That hurt, bad. Does Aria really think I don't love her? I know she was angry and probably not thinking straight when she said it, but she still said it. She looked me in the eyes and told me that I didn't love her. That must mean that some small part of her actually thinks that…

I feel hot tears fill my eyes for the second time at the thought.

I need to make it up to Aria…I'll make tonight special and apologize.

That's perfect! I'll clean up the apartment, make one of the three dishes I can cook, and set the scene for a romantic evening. Aria and I can re-do the dinner date we had two nights ago. Only this time we won't fight. Tonight is going to be all about my gorgeous girlfriend. It'll be perfect.

I only have eight hours to get everything ready so I better hop in the shower.

**Aria's POV**

"Aria!" Hanna called from across the noisy cafeteria.

I smiled and walked towards my friends' table, a tray of steaming food in my hand.

My friends beamed at me as sat down in my usual stop. Emily leaned over to hug me, "I'm so glad you came today, Aria. School isn't the same without you." I smiled, "Yeah, me too. It sounds crazy but I actually missed school."

I turned towards Hanna, who was looking at me strangely. "What, Han? Is there something on my face?" I giggled, nervously. She shrugged. "It's nothing. You just seem a little different. Is everything okay with you and Ezra?"

I sigh and glance at Spencer, who's nervously twirling a piece of hair around her finger.

"Uh…we're not really talking that much at the moment…" I mumble.

Emily's eyes widen, "What happened? Is Ezra okay? Oh god, he isn't in the hospital, is he?" I viciously shake my head no, "No! He's fine. We just had a disagreement last night.

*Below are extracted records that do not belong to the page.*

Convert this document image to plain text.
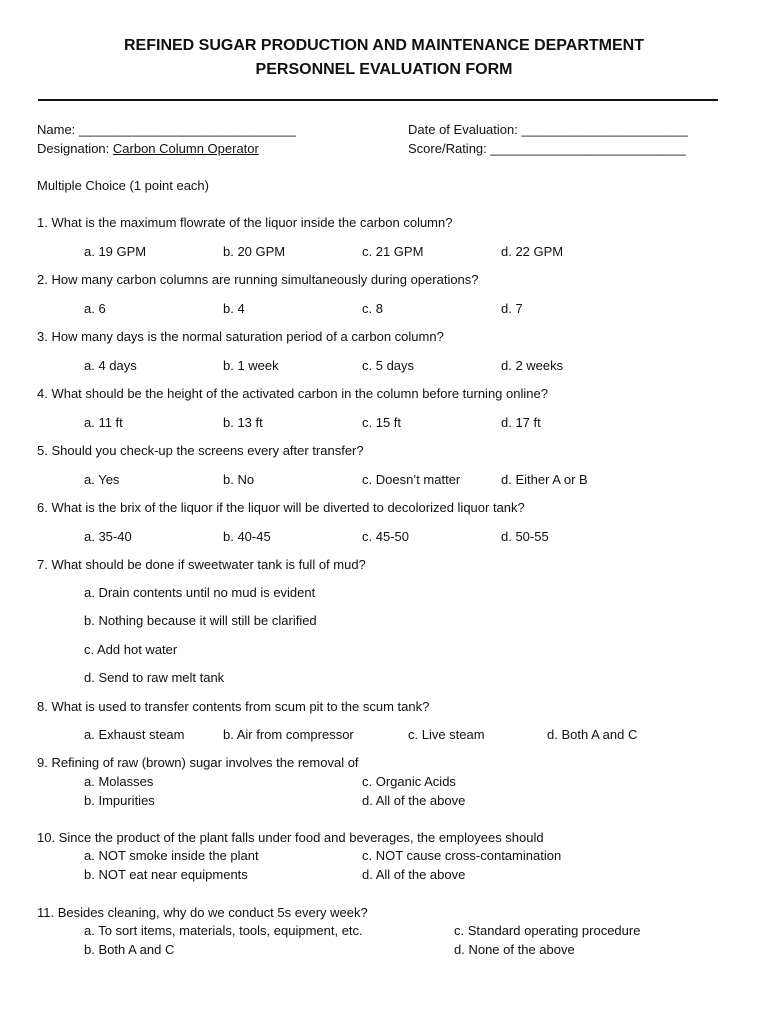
REFINED SUGAR PRODUCTION AND MAINTENANCE DEPARTMENT
PERSONNEL EVALUATION FORM
Name: ______________________________	Date of Evaluation: _______________________
Designation: Carbon Column Operator	Score/Rating: ___________________________
Multiple Choice (1 point each)
1. What is the maximum flowrate of the liquor inside the carbon column?
a. 19 GPM	b. 20 GPM	c. 21 GPM	d. 22 GPM
2. How many carbon columns are running simultaneously during operations?
a. 6	b. 4	c. 8	d. 7
3. How many days is the normal saturation period of a carbon column?
a. 4 days	b. 1 week	c. 5 days	d. 2 weeks
4. What should be the height of the activated carbon in the column before turning online?
a. 11 ft	b. 13 ft	c. 15 ft	d. 17 ft
5. Should you check-up the screens every after transfer?
a. Yes	b. No	c. Doesn’t matter	d. Either A or B
6. What is the brix of the liquor if the liquor will be diverted to decolorized liquor tank?
a. 35-40	b. 40-45	c. 45-50	d. 50-55
7. What should be done if sweetwater tank is full of mud?
a. Drain contents until no mud is evident
b. Nothing because it will still be clarified
c. Add hot water
d. Send to raw melt tank
8. What is used to transfer contents from scum pit to the scum tank?
a. Exhaust steam	b. Air from compressor	c. Live steam	d. Both A and C
9. Refining of raw (brown) sugar involves the removal of
a. Molasses	c. Organic Acids
b. Impurities	d. All of the above
10. Since the product of the plant falls under food and beverages, the employees should
a. NOT smoke inside the plant	c. NOT cause cross-contamination
b. NOT eat near equipments	d. All of the above
11. Besides cleaning, why do we conduct 5s every week?
a. To sort items, materials, tools, equipment, etc.	c. Standard operating procedure
b. Both A and C	d. None of the above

He's…mad that I didn't tell him about how I ran into Jake before dinner and he tried to…touch me."

I hear a gasp from Hanna but I continue speaking before she can give me another lecture. "Before you say anything, I know it was stupid. So please don't lecture me. Ezra's already pissed and I hate him being mad at me." I feel a tear roll down my cheek.

Hanna grabs my hand, "Aria, we aren't going to lecture you. We get it. We just care about you and we want you to be safe, so does Ezra."

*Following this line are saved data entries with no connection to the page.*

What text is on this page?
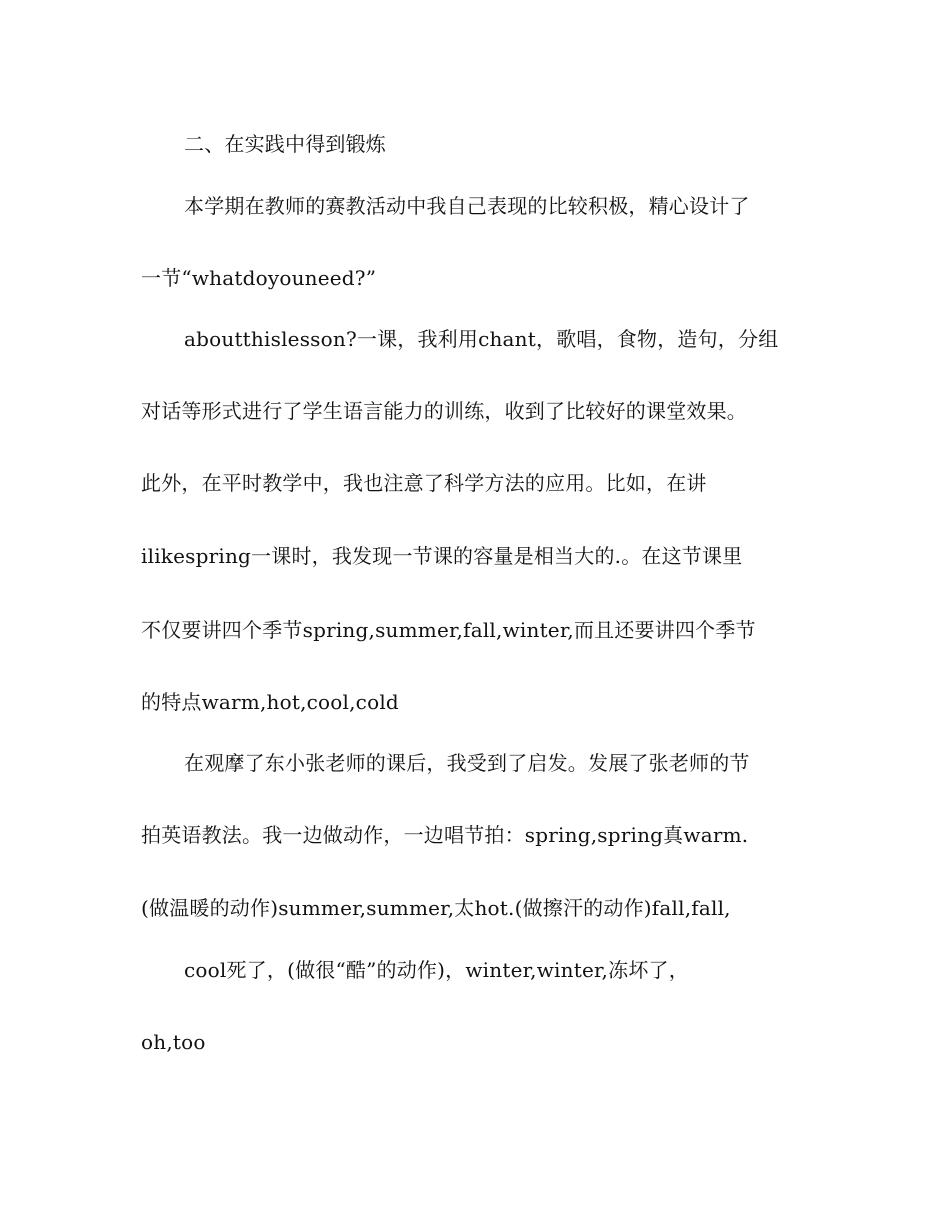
二、在实践中得到锻炼
本学期在教师的赛教活动中我自己表现的比较积极，精心设计了
一节“whatdoyouneed?”
aboutthislesson?一课，我利用chant，歌唱，食物，造句，分组
对话等形式进行了学生语言能力的训练，收到了比较好的课堂效果。
此外，在平时教学中，我也注意了科学方法的应用。比如，在讲
ilikespring一课时，我发现一节课的容量是相当大的.。在这节课里
不仅要讲四个季节spring,summer,fall,winter,而且还要讲四个季节
的特点warm,hot,cool,cold
在观摩了东小张老师的课后，我受到了启发。发展了张老师的节
拍英语教法。我一边做动作，一边唱节拍：spring,spring真warm.
(做温暖的动作)summer,summer,太hot.(做擦汗的动作)fall,fall,
cool死了，(做很“酷”的动作)，winter,winter,冻坏了，
oh,too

I sniffle, "I know. I feel terrible. Then, this morning I told Ezra that he didn't love me because of the way he yelled at me."

Emily shook her head, "Aria, that isn't true. Ezra loves you more than anything. Trust us, we know."

A sob escaped my lips, "I know. I don't know why I said it and now Ezra's probably even more pissed at me." Spencer finally spoke up, "Ar, come on. He knows you were just mad. It'll be okay."

I nod, "You're right. Thanks, Spence…Anyways I have some other news to tell you guys…" I nervously chew on my bottom lip. Telling my friends about my pregnancy is something I have to do. They mean the world to me and I know they would love and support me no matter what I was going through.

Emily looks at me, confused. "I'm…pregnant." I whisper as I squeeze my eyes shut.

I hear a high pitched squeal from Hanna, "Aria!" Emily's eyes are wide. I cringe, "I know, it's crazy. But, it's okay. After graduation Ezra and I are gonna start our family together. I'm actually really excited for my little Aiden." I smile widely.

"Aria, you're seventeen!" Hanna exclaims. Spencer rolls her eyes, "She turns eighteen in two weeks, Han." Hanna turns toward Spencer, "You knew about this?!"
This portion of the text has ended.